Listening to how Michael Casey Wilson of Santee tells it, a 17 percent mortgage, the threat of homelessness and a terminal health condition will turn a man to crime.
Wilson, 69, is accused of walking into the Bank of America branch in the 4100 block of El Cajon Boulevard in City Heights and handing a bank manager a demand note, saying he had a bomb. Prosecutors said he made off with $107,000 before he was caught lying on a front porch near the bank.
"I wrote them an apology.
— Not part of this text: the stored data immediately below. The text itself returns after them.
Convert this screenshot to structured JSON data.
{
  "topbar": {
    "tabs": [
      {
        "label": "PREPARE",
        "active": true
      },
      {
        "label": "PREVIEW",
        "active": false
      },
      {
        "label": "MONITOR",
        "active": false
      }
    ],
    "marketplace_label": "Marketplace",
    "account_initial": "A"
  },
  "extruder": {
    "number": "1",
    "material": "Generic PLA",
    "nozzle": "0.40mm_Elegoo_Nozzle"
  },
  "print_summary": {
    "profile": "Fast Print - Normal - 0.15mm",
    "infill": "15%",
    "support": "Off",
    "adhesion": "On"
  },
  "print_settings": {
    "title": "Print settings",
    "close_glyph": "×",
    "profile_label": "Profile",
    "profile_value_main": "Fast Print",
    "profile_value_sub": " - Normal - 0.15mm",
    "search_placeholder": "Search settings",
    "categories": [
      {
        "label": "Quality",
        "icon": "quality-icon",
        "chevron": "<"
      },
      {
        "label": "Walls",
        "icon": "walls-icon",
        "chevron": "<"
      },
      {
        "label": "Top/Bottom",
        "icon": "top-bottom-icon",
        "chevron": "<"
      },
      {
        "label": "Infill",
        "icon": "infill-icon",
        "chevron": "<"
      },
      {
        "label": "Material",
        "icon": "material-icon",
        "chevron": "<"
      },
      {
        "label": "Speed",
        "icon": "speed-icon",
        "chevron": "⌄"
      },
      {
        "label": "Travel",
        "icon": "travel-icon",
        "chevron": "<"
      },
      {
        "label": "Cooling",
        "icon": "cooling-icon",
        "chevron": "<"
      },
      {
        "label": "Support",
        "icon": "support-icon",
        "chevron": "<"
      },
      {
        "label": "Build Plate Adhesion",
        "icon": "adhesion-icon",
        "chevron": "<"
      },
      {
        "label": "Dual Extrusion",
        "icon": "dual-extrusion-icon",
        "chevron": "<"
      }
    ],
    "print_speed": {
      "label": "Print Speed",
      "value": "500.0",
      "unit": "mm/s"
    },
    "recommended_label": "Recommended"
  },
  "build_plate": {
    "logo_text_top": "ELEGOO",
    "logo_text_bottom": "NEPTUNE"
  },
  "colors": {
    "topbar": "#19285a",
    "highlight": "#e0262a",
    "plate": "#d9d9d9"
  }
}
I am so sorry," he said referring to the employees who rushed out of the bank. "It's not my purpose in life to scare people."
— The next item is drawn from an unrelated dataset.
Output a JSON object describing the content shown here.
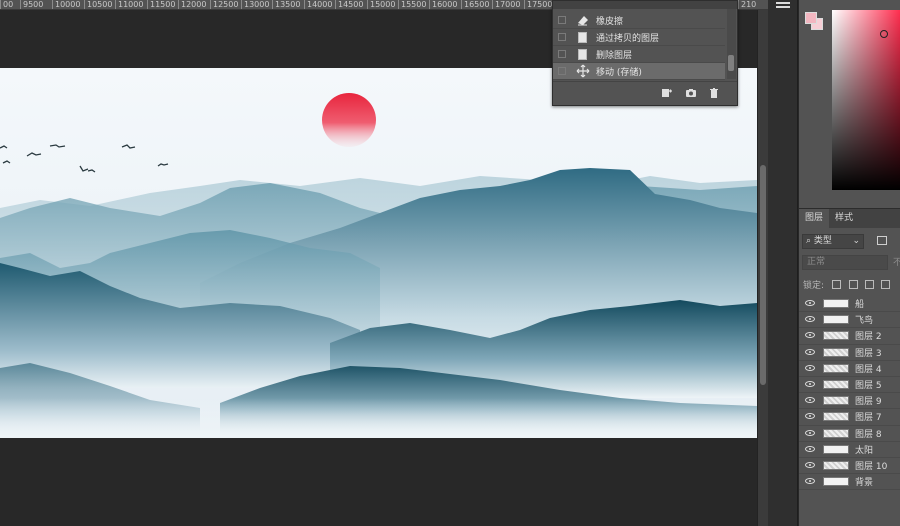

"If it would've worked the way I wanted it to, it would've just been he and I. But he told everybody. He shouldn't have done that," Wilson said.
On Thursday he pleaded not guilty to three counts of robbery and one count of falsely reporting a bomb to a business. In an interview Friday, Wilson was very open about the plan he had hatched to save his home.
"I was hoping to get $50,000 to pay off my mortgage," he said. "Just to get the money and get the hell out of there."
Wilson said he had planned to hail a taxi and drive with the bank manager to the airport. Once the manager was gone, Wilson said he had hoped to pick up another taxi to take him to his home in Santee. But he said he never thought the bank manager "had the balls to call the police."
"I saw all of a sudden all the people rushing out and I knew I was had," he said. "I knew that he had called me in. C'est la vie."
Wilson said he lives with his 73-year old wife, who he described as a "gentle soul." He said he feared for her future living on the streets if he couldn't make their house payment.
Looking at Wilson, you can see his health is suffering. He claims doctors have diagnosed him with severe arthritis, sleep apnea, heart problems, and a disease he described as one "that makes you fly off the handle." Wilson said he was told he had one to two years to live.
When he hatched the bank robbery plan, he said that he had considered the consequences but thought, "It was 50-50. Well if I get caught, I get caught. I'm dying anyway so what different does it make."
Wilson could face more than seven years in prison if he is convicted. His bail was set at $50,000.